„Das war ein Sprung nach vorne“: Triathlon-Festival hat sich etabliert
WELS. Der Elite Herren Europacup war der Höhepunkt des zweitägigen Spektakels. Bei jeder Runde steigerte sich die Lautstärke der Zuseher. Und am Ende war es ohrenbetäubend laut, als Jan Bader aus Österreich als Zweiter ins Ziel sprintete.

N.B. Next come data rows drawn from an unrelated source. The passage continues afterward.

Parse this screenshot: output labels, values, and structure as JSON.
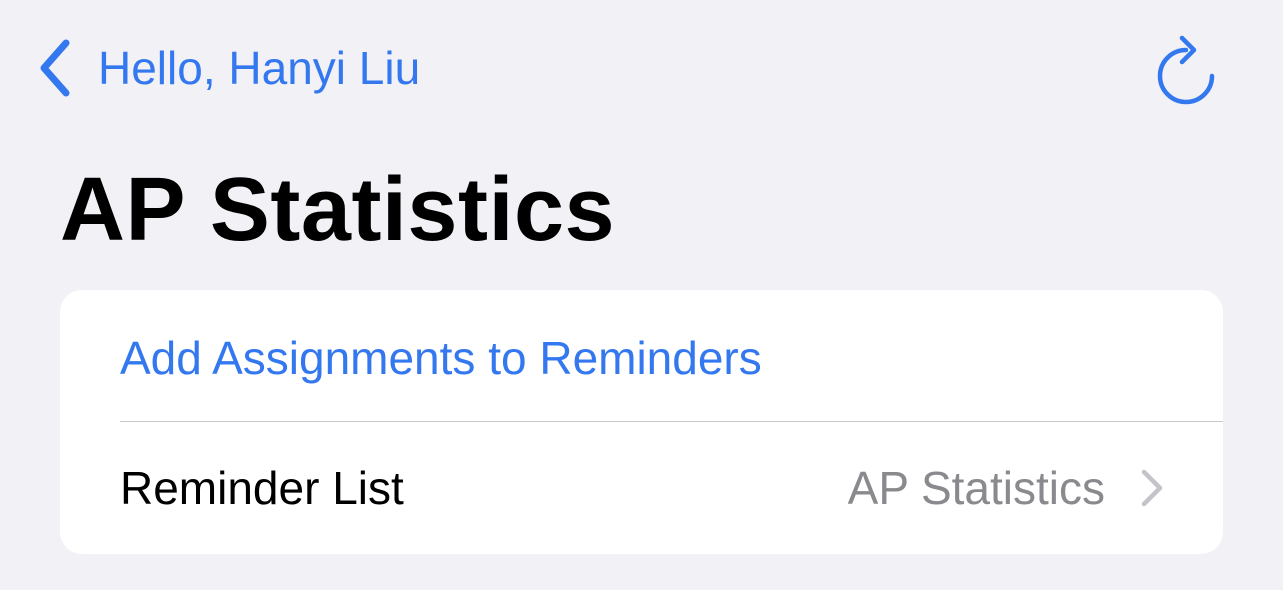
{
  "nav": {
    "back_label": "Hello, Hanyi Liu",
    "back_icon": "chevron-left-icon",
    "refresh_icon": "arrow-clockwise-icon"
  },
  "page": {
    "title": "AP Statistics"
  },
  "settings": {
    "add_assignments_label": "Add Assignments to Reminders",
    "reminder_list_label": "Reminder List",
    "reminder_list_value": "AP Statistics"
  },
  "colors": {
    "accent": "#3478f0",
    "background": "#f1f1f6",
    "card": "#ffffff",
    "secondary_text": "#8a8a8e"
  }
}
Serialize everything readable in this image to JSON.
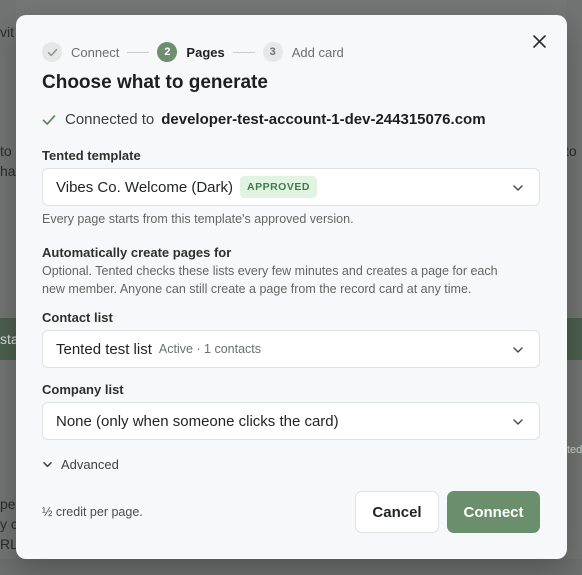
{
  "background": {
    "fragments": [
      "vit",
      "to",
      "ha",
      "sta",
      "pe",
      "y c",
      "RL",
      "s",
      "to",
      "ted"
    ]
  },
  "modal": {
    "close_icon": "close-icon",
    "steps": [
      {
        "number": "✓",
        "label": "Connect",
        "state": "done"
      },
      {
        "number": "2",
        "label": "Pages",
        "state": "active"
      },
      {
        "number": "3",
        "label": "Add card",
        "state": "todo"
      }
    ],
    "title": "Choose what to generate",
    "connected": {
      "prefix": "Connected to",
      "account": "developer-test-account-1-dev-244315076.com"
    },
    "template": {
      "label": "Tented template",
      "value": "Vibes Co. Welcome (Dark)",
      "badge": "APPROVED",
      "hint": "Every page starts from this template's approved version."
    },
    "auto_create": {
      "title": "Automatically create pages for",
      "hint_line1": "Optional. Tented checks these lists every few minutes and creates a page for each",
      "hint_line2": "new member. Anyone can still create a page from the record card at any time."
    },
    "contact_list": {
      "label": "Contact list",
      "value": "Tented test list",
      "meta": "Active · 1 contacts"
    },
    "company_list": {
      "label": "Company list",
      "value": "None (only when someone clicks the card)"
    },
    "advanced_label": "Advanced",
    "credit_note": "½ credit per page.",
    "cancel_label": "Cancel",
    "connect_label": "Connect"
  },
  "colors": {
    "accent": "#6b8e6d",
    "approved_bg": "#e1f3e3",
    "approved_text": "#3f7d46"
  }
}
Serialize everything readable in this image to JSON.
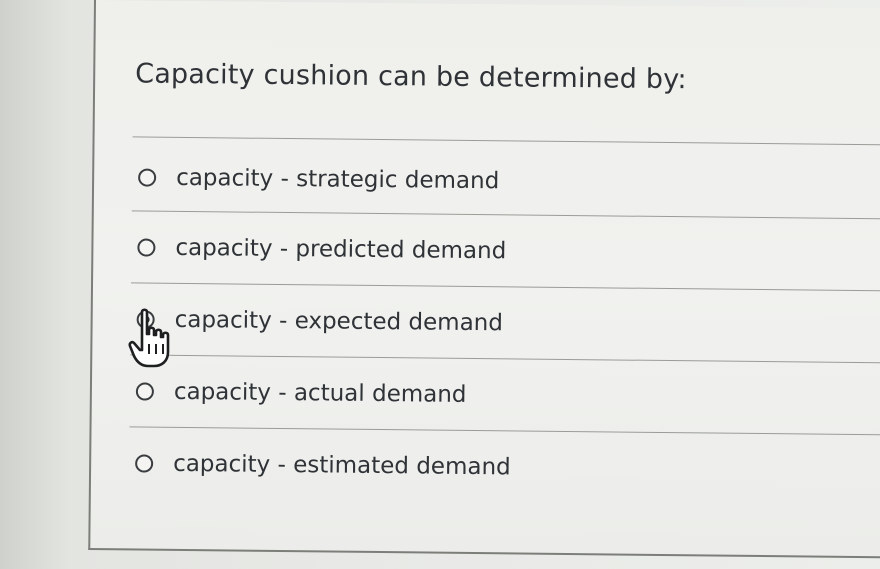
{
  "question": {
    "text": "Capacity cushion can be determined by:"
  },
  "options": [
    {
      "label": "capacity - strategic demand",
      "selected": false
    },
    {
      "label": "capacity - predicted demand",
      "selected": false
    },
    {
      "label": "capacity - expected demand",
      "selected": true
    },
    {
      "label": "capacity - actual demand",
      "selected": false
    },
    {
      "label": "capacity - estimated demand",
      "selected": false
    }
  ],
  "cursor": {
    "icon": "hand-pointer-icon"
  }
}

Es waren noch mehr Zuseher entlang der Strecke. 267 Helfer bereiteten den Europacup-Startern (Elite Damen und Herren sowie Junioren) und erstmalig Fun-Racern und Open-Racern eine tolle Bühne. Die dankten es mit tollen Leistungen. Schon am ersten Tag war die Meinung einhellig: „Das war ein Sprung nach vorne.“ Gemeint waren die Stimmung und die Veranstaltung. Darauf will man in der Zukunft aufbauen. Denn auch das Fun-Race mit kürzeren Distanzen brachte viele Athleten von Amateuren bis professionell ausgerichtet an den Start.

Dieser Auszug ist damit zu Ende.